The lowest elements of the artificial intelligence were the sensors—sonar hydrophones, electronic countermeasure antennae, as well as valve position indicators, pump running contacts and the nuclear reactor’s neutron flux detectors— functioning as nerve cells. The monitoring and control of the ship’s basic functions—reactor control, atmospheric purification and life-support, depth-control, weapons-control— were all done by the distributed process-control modules in a function much like the human brain stem, controllers of the human heartbeat and respiration. Surrounding the distributed process-control modules were the higher level functions related to sonar and electronic monitoring. Sonar and EM to the ship were its way of sensing the environment outside, much as vision and touch are to the living organism. And just as a human brain has whole lobe regions dedicated to vision and touch, the Second Captain had a layered modular neural network that had separate nodes associated with the reception, recognition and interpretation of sonar and electronic data. The neural nodes themselves made the supercomputers of the decade before seem crude … their logic was not hardwired. The sonar node was capable of simultaneous handling of massive quantities of data in real time, assembling the data into recognizable interpretations of the outside environment by the higher levels of the layered neural network.
The highest functions of the system were the neural artificial intelligence assembler modules, a part of the collected computer totality that were not specifically mentioned in the training or maintenance manuals except in the broadest terms. The assembler modules’ relation to the lower layers was similar to human brain frontal lobes, the functions that took the data of the sonar modular neural network and interpreted them, comparing them to data received in the past, generating internal questions that required investigation and analysis.

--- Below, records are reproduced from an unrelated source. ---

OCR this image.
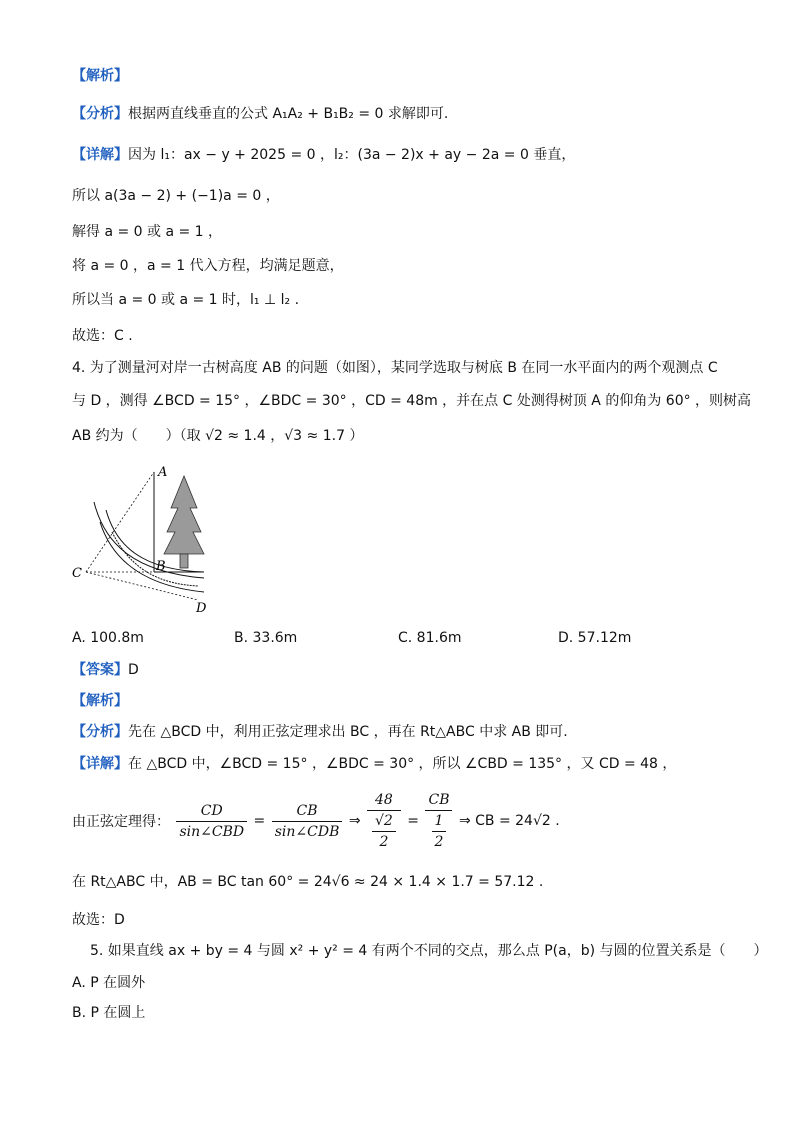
【解析】
【分析】根据两直线垂直的公式 A₁A₂ + B₁B₂ = 0 求解即可.
【详解】因为 l₁：ax − y + 2025 = 0 ，l₂：(3a − 2)x + ay − 2a = 0 垂直，
所以 a(3a − 2) + (−1)a = 0 ，
解得 a = 0 或 a = 1 ，
将 a = 0 ，a = 1 代入方程，均满足题意，
所以当 a = 0 或 a = 1 时，l₁ ⊥ l₂ .
故选：C .
4. 为了测量河对岸一古树高度 AB 的问题（如图），某同学选取与树底 B 在同一水平面内的两个观测点 C
与 D ，测得 ∠BCD = 15° ，∠BDC = 30° ，CD = 48m ，并在点 C 处测得树顶 A 的仰角为 60° ，则树高
AB 约为（　　）（取 √2 ≈ 1.4 ，√3 ≈ 1.7 ）
A
B
C
D
A. 100.8m	B. 33.6m	C. 81.6m	D. 57.12m
【答案】D
【解析】
【分析】先在 △BCD 中，利用正弦定理求出 BC ，再在 Rt△ABC 中求 AB 即可.
【详解】在 △BCD 中，∠BCD = 15° ，∠BDC = 30° ，所以 ∠CBD = 135° ，又 CD = 48 ，
由正弦定理得： $\frac{CD}{\text{sin∠CBD}} = \frac{CB}{\text{sin∠CDB}}$ ⇒ $\frac{48}{\frac{√2}{2}} = \frac{CB}{\frac{1}{2}}$ ⇒ CB = 24√2 .
在 Rt△ABC 中，AB = BC tan 60° = 24√6 ≈ 24 × 1.4 × 1.7 = 57.12 .
故选：D
5. 如果直线 ax + by = 4 与圆 x² + y² = 4 有两个不同的交点，那么点 P(a，b) 与圆的位置关系是（　　）
A. P 在圆外
B. P 在圆上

The assemblers were part of the system tasked with interfacing with the human crew, the advanced artificial electronic intelligence assigned the heavy responsibility of making the crew understand what the system understood, making the crew aware of its interpretations of the environment.

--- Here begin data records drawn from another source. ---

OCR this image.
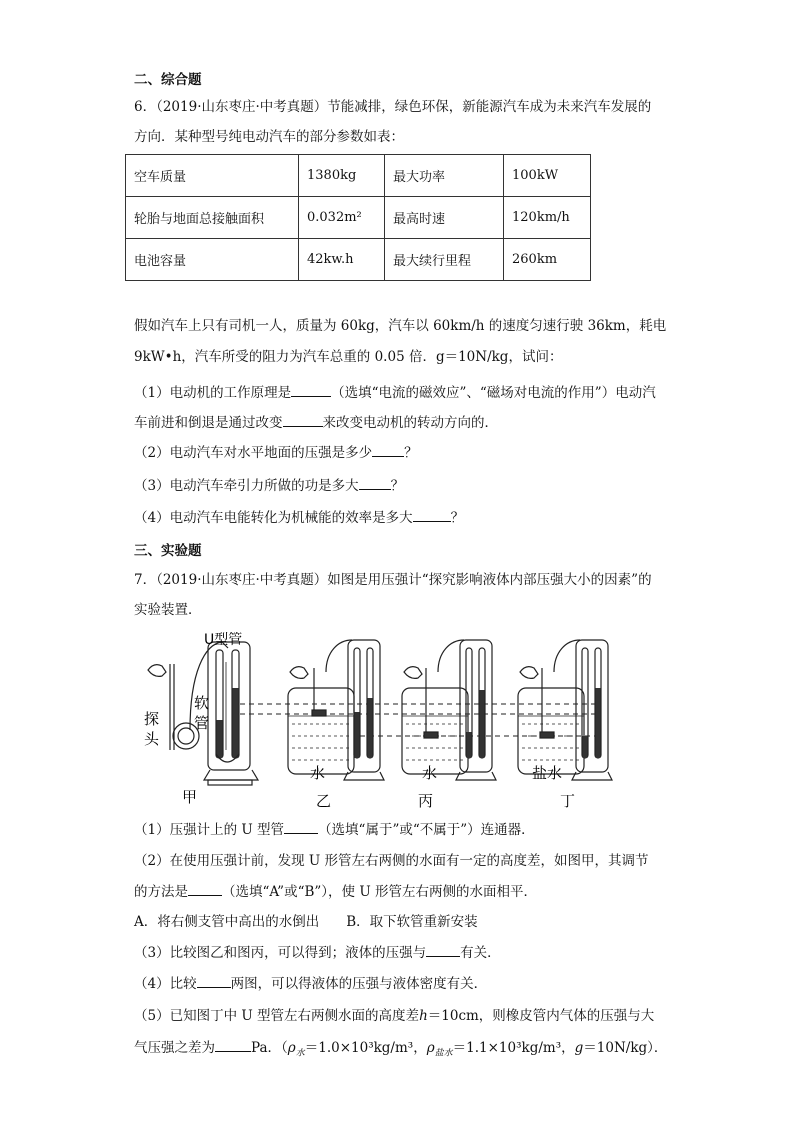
二、综合题
6．（2019·山东枣庄·中考真题）节能减排，绿色环保，新能源汽车成为未来汽车发展的
方向．某种型号纯电动汽车的部分参数如表：
空车质量	1380kg	最大功率	100kW
轮胎与地面总接触面积	0.032m²	最高时速	120km/h
电池容量	42kw.h	最大续行里程	260km
假如汽车上只有司机一人，质量为 60kg，汽车以 60km/h 的速度匀速行驶 36km，耗电
9kW•h，汽车所受的阻力为汽车总重的 0.05 倍．g＝10N/kg，试问：
（1）电动机的工作原理是	（选填“电流的磁效应”、“磁场对电流的作用”）电动汽
车前进和倒退是通过改变	来改变电动机的转动方向的．
（2）电动汽车对水平地面的压强是多少 ？
（3）电动汽车牵引力所做的功是多大 ？
（4）电动汽车电能转化为机械能的效率是多大	？
三、实验题
7．（2019·山东枣庄·中考真题）如图是用压强计“探究影响液体内部压强大小的因素”的
实验装置．
U型管
探
头
软
管
水	水	盐水
甲	乙	丙	丁
（1）压强计上的 U 型管	（选填“属于”或“不属于”）连通器．
（2）在使用压强计前，发现 U 形管左右两侧的水面有一定的高度差，如图甲，其调节
的方法是	（选填“A”或“B”），使 U 形管左右两侧的水面相平．
A．将右侧支管中高出的水倒出　　B．取下软管重新安装
（3）比较图乙和图丙，可以得到；液体的压强与	有关．
（4）比较	两图，可以得液体的压强与液体密度有关．
（5）已知图丁中 U 型管左右两侧水面的高度差h＝10cm，则橡皮管内气体的压强与大
气压强之差为	Pa．（$\rho_水=1.0\times 10^3kg/m^3$，$\rho_{盐水}=1.1\times 10^3kg/m^3$，g＝10N/kg）．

The task of interfacing with the crew was the most difficult to design, but in this model, Yokogawa had marched into the frontier of artificial intelligence and extended the science a crucial step.

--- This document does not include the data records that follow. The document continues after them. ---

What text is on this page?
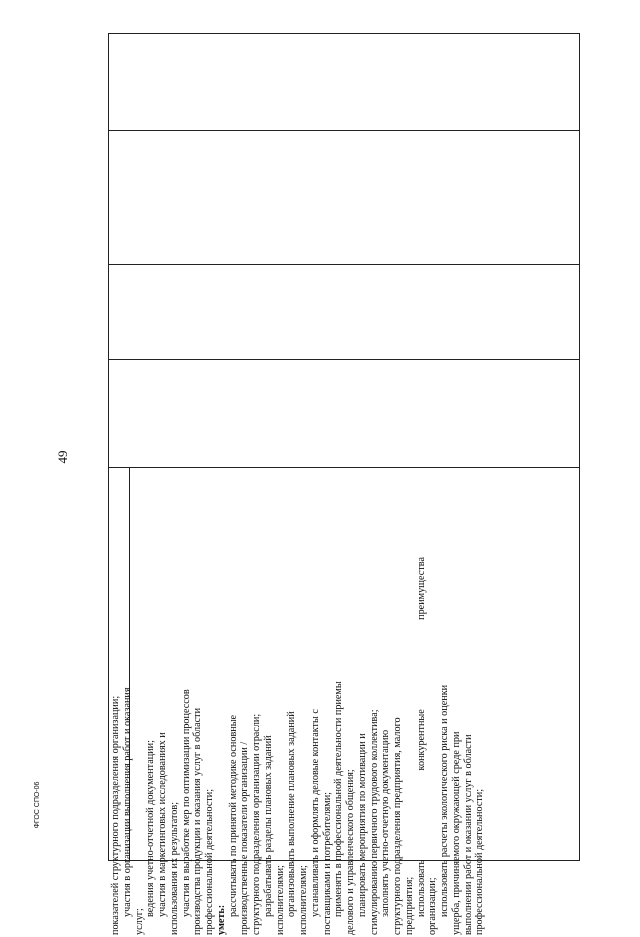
49
ФГОС СПО-06	показателей структурного подразделения организации; участия в организации выполнения работ и оказания
услуг;
ведения учетно-отчетной документации; участия в маркетинговых исследованиях и использования их результатов; участия в выработке мер по оптимизации процессов производства продукции и оказания услуг в области профессиональной деятельности; уметь:
рассчитывать по принятой методике основные производственные показатели организации / структурного подразделения организации отрасли; разрабатывать разделы плановых заданий исполнителями; организовывать выполнение плановых заданий исполнителями; устанавливать и оформлять деловые контакты с поставщиками и потребителями; применять в профессиональной деятельности приемы делового и управленческого общения; планировать мероприятия по мотивации и стимулированию первичного трудового коллектива; заполнять учетно-отчетную документацию структурного подразделения предприятия, малого предприятия; использовать
конкурентные
преимущества
организации; использовать расчеты экологического риска и оценки ущерба, причиняемого окружающей среде при выполнении работ и оказании услуг в области профессиональной деятельности;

It would be untrue to say that this level of electronic consciousness was capable of thought, but the unit had a random memory regenerator that reached into the plasma-bubble memory cells for things related to current processing, reaching out across the neural network for associations and previous learning. The unit was not capable of reflection but it did reexamine previous experiences for comparison to present processing and extrapolated such experience into a weighted probability prediction of what future events held in store. It was not capable of confusion, but its processors were designed to suppress action recommendations and slow down neural functions in the event that the comparison of past experience and the prediction of future events were in disagreement with the present reality as perceived by the modular neural networks. When the prediction of reality that benefitted the ship’s mission was correct as sensed by the modular networks, the system was programmed to experience a higher neural flux and the release of electrochemicals at certain neural transmitters giving the system the equivalent of self-satisfaction. When the ship’s encoded mission was not achievable the system’s neural flux was suppressed, turning the processors away from continued attempts to direct analysis at the problem. It had no fear but when the predictor of mission success was perceived as low and system survival was seen as improbable the system’s tolerance for risk increased. It also had no way to experience hope but when mission success as seen by the event probability analysis was perceived as high, the assemblers experienced higher levels of neural flux and a release of electrochemicals associated with higher neural connectivity. It had no equivalent to aggression but when the ship’s mission was threatened by rapidly developing threats it was capable of understanding, the risk-gradient position moved into the high positive values and the nodes that considered action options became highly stimulated.